In November 2016, a 10-year Review Report was submitted to U.S. EPA to determine the current state of the cleanup. The Long Term Final Corrective Measures are what is called Monitored Natural Attenuation, which uses natural processes to degrade contaminants.
The Former Chevron Refinery site dates to 1931 when Gulf Oil Co. produced gasoline, jet and diesel fuel, home-heating oil and sulfur. It was acquired by Chevron in 1985 and stopped operating in 1986. Environmental investigations began in 1985 as a result of fuel seepage into the Great Miami River. In 1993 Chevron signed a legal agreement with U.S. EPA. The company started a "corrective action" investigation and cleanup with U.S. EPA oversight in 1993. Investigations revealed a large area of polluted groundwater – called a plume – of floating hydrocarbons (mostly gasoline). Drinking water is supplied by the local water authority from clean sources in the next valley. The hydrocarbons released lie beneath the facility 10-25 feet below the surface and extend west beneath the village of Hooven at 35-65 feet below ground. Interim measures of 16 wells on the facility property have pumped out and treated more than 1 billion gallons of polluted groundwater and recovered 3.9 million gallons of hydrocarbon product since the initial pumps began operating in 1985. In 2004, U.S. EPA approved a plan for Chevron to complete cleanup of polluted soil on the Chevron property trough excavation. The plan also included off-site disposal, and Chevron has carried out this plan. In 2006, U.S. EPA finalized a legal order with Chevron to clean up groundwater that included addressing the vapor intrusion potential. Vapor intrusion is the possibility of underground gases seeping into buildings and causing indoor air pollution. The potential vapor intrusion to nearby residences is dealt with by the horizontal vapor extraction system and monitored through vapor wells in the area.
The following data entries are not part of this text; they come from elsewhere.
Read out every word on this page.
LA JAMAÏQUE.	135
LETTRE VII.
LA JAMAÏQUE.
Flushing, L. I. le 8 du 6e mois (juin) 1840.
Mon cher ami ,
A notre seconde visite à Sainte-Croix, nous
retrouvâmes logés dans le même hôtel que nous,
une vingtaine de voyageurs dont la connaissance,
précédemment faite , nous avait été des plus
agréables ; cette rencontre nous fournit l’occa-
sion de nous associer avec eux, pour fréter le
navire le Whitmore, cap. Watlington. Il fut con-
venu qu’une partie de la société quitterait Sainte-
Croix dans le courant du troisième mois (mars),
Fortunately, they have shown no vapor intrusion connection from the groundwater plume to residents living above the plume.
During operation of the former Chevron Refinery from 1933 to 1986, an estimated 5 million gallons of refined product (gasoline and diesel fuel) was released into the aquifer under the site. Soil contamination consisted of Solid Waste Management Units and Areas of Concern, primarily from petroleum wastewater solids, which were excavated and hauled to off-site landfills. A total of 674,030 tons of soil had been removed when excavations were completed in April 2007.
The groundwater cleanup includes Monitored Natural Attenuation (MNA) as the long-term remedy, with the goal of meeting clean water standards called Maximum Contaminant Levels throughout the plume. The cleanup plan also
- comprises five year reviews of the remedy progress;
- a groundwater sampling plan;
- periodic high-grade groundwater pumping;
- a system to collect vapors from beneath the adjacent residential neighborhood;
- periodic monitoring of nested soil vapor wells; stabilization of the riverbank with a barrier wall to prevent the erosion of contaminated material into the Great Miami River; and
- contingency plans if performance measures are not met.
An Environmental Covenant (a type of institutional control) was finalized between U.S. EPA and Chevron in September 2016 that prohibits groundwater use, construction of basements, residential development (including reuses to sensitive populations such as daycare, assisted living etc.). It also specifies limits on utility trench excavation and ventilation requirements and requires vapor barriers be installed on slabs built over the groundwater plume.
The Environmental Covenant in place anticipates potential commercial, industrial and passive recreational re-use. A corridor along the river has been turned into a natural habitat.
Chevron is responsible for the site cleanup under the RCRA 3008(h) Administrative Order on Consent, signed November 2006, between U.S. EPA and Chevron.